A Baltimore Circuit Court jury has begun deliberations in the case of Eugene Dale, the 33-year-old man who is accused of raping 12-year-old Andrea Perry and shooting her in the back of her head two years ago.
The case went to the jury of six men and six women yesterday afternoon after prosecutor Donald J. Giblin brushed off defense suggestions that Dale was a victim of a shoddy police investigation.
"Let's get one thing straight here," Giblin said, holding up Andrea's picture. "You see this little girl here. Her name is Andrea Perry. She's the victim in this case. She was the one who got her brains blown out."
Dale is charged with first-degree murder and first-degree rape. Conviction could result in a sentence of death in the gas chamber.
Andrea Perry, who was a seventh-grader at Harlem Park Middle School, was taken into a trash-strewn alley in the 1800 block of W. Baltimore St., raped and shot once in the head on Oct. 12, 1988.
Donning a new gold-braided hairstyle, the girl was on her way home after walking her sister to a bus stop on the night she was killed.
Dale was in the alley off West Baltimore Street when the girl's body was found. Darryl Sydnor, who worked in the area, testified that Dale stopped him on the street and told him there was a body in the alley. Sydnor said Dale told him he heard a gunshot the night before.

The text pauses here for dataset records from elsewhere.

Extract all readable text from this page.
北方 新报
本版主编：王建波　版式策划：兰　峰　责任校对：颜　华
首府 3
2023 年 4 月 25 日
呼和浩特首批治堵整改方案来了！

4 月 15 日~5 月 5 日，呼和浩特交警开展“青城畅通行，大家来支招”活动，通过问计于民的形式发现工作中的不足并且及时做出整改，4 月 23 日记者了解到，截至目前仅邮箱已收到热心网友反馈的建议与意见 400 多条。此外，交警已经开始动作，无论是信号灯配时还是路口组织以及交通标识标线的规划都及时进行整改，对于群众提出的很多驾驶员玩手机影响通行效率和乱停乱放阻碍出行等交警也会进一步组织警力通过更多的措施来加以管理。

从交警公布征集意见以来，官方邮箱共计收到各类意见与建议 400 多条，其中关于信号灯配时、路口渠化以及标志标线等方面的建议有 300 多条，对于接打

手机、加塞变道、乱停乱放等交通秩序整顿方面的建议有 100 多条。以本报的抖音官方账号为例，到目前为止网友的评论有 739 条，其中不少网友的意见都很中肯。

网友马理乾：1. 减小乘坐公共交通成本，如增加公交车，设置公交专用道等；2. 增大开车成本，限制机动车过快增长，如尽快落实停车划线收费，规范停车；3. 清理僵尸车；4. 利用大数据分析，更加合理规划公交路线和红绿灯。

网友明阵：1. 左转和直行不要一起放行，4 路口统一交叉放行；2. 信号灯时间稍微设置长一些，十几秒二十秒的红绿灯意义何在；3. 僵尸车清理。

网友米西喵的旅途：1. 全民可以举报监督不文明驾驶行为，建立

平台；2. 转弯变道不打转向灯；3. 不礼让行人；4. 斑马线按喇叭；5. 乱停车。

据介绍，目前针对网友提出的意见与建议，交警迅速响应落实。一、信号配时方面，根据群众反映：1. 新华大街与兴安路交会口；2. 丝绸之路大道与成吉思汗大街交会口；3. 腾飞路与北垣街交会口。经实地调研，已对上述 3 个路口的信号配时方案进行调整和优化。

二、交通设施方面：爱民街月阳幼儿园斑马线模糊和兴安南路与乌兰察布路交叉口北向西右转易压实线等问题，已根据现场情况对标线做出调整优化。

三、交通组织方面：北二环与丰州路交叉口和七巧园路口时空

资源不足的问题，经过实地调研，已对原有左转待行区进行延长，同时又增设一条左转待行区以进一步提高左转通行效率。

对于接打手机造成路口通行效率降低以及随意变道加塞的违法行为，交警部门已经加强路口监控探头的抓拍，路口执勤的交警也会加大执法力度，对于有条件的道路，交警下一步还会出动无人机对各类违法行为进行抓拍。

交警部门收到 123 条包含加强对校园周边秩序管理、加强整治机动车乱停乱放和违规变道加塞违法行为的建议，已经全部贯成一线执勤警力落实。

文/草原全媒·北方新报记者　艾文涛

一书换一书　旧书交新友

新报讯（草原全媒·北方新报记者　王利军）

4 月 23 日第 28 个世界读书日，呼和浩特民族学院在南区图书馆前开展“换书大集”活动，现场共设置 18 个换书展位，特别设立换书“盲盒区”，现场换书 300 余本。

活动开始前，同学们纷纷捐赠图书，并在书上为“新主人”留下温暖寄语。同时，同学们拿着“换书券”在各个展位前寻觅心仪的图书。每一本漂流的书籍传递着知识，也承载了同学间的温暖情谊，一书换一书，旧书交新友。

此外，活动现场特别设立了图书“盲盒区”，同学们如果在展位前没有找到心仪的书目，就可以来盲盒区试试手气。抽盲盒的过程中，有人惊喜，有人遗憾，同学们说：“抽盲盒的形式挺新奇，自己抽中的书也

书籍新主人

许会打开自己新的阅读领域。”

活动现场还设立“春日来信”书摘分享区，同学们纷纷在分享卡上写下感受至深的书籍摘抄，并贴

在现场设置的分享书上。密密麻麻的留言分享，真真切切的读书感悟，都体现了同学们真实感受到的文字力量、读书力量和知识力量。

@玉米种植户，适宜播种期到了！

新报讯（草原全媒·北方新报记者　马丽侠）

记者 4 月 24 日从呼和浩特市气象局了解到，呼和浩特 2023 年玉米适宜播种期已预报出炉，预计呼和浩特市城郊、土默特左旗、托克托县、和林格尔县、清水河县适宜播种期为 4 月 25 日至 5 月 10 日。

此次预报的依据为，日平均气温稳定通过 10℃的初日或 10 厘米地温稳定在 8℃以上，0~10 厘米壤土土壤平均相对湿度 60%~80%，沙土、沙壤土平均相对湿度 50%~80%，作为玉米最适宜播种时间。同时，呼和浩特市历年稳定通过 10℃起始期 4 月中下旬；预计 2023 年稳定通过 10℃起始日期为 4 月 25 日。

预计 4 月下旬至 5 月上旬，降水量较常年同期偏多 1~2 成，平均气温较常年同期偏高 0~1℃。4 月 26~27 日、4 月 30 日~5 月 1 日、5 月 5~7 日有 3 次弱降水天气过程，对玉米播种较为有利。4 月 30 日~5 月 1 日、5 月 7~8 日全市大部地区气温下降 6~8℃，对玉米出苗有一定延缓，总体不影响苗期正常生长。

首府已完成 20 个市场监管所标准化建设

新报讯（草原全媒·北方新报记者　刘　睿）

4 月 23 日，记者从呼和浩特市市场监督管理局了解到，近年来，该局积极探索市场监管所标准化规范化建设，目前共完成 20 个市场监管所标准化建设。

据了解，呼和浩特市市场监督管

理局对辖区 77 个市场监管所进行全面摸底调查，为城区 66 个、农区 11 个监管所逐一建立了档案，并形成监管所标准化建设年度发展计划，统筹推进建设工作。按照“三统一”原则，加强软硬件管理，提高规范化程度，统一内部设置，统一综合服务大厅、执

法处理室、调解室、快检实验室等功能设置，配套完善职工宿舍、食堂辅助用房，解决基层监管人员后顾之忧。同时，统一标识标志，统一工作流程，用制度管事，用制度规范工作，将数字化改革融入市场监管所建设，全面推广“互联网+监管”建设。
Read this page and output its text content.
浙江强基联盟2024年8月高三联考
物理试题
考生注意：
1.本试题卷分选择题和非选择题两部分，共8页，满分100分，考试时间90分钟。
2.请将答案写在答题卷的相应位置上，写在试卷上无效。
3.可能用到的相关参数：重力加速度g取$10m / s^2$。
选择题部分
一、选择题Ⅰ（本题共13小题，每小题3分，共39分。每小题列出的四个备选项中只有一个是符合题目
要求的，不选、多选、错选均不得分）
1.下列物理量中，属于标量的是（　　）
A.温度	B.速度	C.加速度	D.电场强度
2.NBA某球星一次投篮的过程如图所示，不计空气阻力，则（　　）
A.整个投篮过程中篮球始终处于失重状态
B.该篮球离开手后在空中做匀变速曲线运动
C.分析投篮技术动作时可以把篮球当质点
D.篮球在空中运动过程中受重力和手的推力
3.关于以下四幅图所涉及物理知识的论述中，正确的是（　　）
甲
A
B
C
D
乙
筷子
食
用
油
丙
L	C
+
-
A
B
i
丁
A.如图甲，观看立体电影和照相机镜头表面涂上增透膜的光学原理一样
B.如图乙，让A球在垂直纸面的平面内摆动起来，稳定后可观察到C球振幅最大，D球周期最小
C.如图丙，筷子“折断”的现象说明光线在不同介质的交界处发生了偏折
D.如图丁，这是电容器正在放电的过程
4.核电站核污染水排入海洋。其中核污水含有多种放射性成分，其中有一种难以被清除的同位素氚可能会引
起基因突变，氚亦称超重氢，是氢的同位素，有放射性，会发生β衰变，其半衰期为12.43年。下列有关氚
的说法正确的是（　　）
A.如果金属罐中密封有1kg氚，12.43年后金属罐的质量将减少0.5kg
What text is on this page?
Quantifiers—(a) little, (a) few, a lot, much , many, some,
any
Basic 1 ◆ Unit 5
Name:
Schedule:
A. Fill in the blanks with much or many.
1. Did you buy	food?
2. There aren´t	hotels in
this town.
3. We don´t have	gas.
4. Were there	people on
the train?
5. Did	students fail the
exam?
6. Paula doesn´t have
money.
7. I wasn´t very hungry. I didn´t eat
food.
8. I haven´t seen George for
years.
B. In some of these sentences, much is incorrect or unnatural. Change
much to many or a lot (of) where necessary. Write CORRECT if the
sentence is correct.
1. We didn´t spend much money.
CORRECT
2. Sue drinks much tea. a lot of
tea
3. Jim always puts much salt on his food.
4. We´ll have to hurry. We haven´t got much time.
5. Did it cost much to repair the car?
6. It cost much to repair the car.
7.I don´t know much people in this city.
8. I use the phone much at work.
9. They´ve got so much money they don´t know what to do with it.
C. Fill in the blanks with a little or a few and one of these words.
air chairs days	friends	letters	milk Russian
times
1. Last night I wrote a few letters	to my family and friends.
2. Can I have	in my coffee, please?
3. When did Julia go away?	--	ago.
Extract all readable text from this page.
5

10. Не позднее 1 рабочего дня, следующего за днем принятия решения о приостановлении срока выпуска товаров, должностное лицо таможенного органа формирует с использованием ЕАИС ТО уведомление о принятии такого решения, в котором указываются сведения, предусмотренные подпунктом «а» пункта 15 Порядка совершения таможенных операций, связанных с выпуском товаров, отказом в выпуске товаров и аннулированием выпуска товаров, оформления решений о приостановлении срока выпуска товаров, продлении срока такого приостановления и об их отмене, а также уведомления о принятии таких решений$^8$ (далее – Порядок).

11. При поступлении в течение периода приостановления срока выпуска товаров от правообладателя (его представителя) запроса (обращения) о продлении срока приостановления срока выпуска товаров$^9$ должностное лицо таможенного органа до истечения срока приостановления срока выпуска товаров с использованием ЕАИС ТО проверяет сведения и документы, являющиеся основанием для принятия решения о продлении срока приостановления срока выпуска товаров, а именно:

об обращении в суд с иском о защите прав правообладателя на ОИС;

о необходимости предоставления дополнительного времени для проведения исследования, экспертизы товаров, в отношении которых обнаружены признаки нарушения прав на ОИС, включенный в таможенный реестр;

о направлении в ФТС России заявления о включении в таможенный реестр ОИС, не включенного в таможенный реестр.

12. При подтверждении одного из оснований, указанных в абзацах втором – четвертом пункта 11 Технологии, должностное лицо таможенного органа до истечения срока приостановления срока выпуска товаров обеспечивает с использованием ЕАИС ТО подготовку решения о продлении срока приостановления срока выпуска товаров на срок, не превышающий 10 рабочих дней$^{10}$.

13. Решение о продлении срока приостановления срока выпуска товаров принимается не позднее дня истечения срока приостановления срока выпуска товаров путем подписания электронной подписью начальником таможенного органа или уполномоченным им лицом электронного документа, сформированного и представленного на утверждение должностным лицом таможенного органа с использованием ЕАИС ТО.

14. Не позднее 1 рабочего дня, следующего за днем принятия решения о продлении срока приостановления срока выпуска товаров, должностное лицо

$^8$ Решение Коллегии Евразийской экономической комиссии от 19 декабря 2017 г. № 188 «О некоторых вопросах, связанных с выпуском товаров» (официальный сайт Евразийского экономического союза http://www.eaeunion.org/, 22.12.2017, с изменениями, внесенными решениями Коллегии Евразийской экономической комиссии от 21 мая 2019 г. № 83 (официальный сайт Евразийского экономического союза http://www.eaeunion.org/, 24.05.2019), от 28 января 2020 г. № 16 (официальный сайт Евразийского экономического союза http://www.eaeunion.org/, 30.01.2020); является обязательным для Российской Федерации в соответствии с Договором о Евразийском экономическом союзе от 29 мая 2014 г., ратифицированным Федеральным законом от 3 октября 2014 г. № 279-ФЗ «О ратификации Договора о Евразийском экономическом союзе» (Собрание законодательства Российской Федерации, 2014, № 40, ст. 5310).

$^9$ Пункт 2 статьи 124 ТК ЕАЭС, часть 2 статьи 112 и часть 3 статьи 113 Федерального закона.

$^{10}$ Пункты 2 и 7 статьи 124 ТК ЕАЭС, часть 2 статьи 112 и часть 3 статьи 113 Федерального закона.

A police ballistic expert testified that Dale's .32-caliber Harrington & Richardson revolver was used to kill Andrea Perry. Police found the gun -- hidden in a linen closet -- in Dale's home in the first block of S. Gilmor St.
DNA tests of the sperm found in the victim's body matched Dale's blood, genetic experts testified. Defense experts raised questions about the quality of the tests linking Dale to the alleged rape and the standards of the New York state lab, Life Codes Corp., which conducted them.
During closing arguments, prosecutor Ilene J. Nathan outlined a series of contradictory statements the defendant allegedly made to police and friends after Andrea Perry's death.
Rosalind Johnson, the woman who lived with Dale, testified that Dale had gone out about 10 p.m. on Oct. 12, 1988, to buy marijuana. Johnson said Dale returned more than an hour later and told her that he had seen a girl being dragged into an alley, but that he "didn't want to get involved."
Detectives testified that Dale told them that two men had borrowed his gun to "scare somebody" the night of the shooting and that he later heard a gunshot. Dale also tried to implicate Rosalind Johnson's brother, Rodney, telling detectives he had seen Rodney take the girl into the alley.
"On Oct. 13, 1988, the evidence started with Eugene Dale and it ends with Eugene Dale here in this courtroom," Nathan said.
Defense lawyer M. Cristina Gutierrez said the homicide investigation into the girl's death was sloppy -- based on hunches, guesses and assumptions. "They hid the truth," she said.
She tried to raise doubts about whether the Perry girl was raped. Dale would have to be convicted of murder and rape in order to be eligible for a death sentence. Prosecutor argued that Dale raped the girl and then killed her so she wouldn't identify him.
Moments before the case was given to the jurors, Giblin told them: "The defense in this case has been nothing but a smoke screen. Ladies and gentlemen, take the time to push away the smoke and look into the heart of the fire."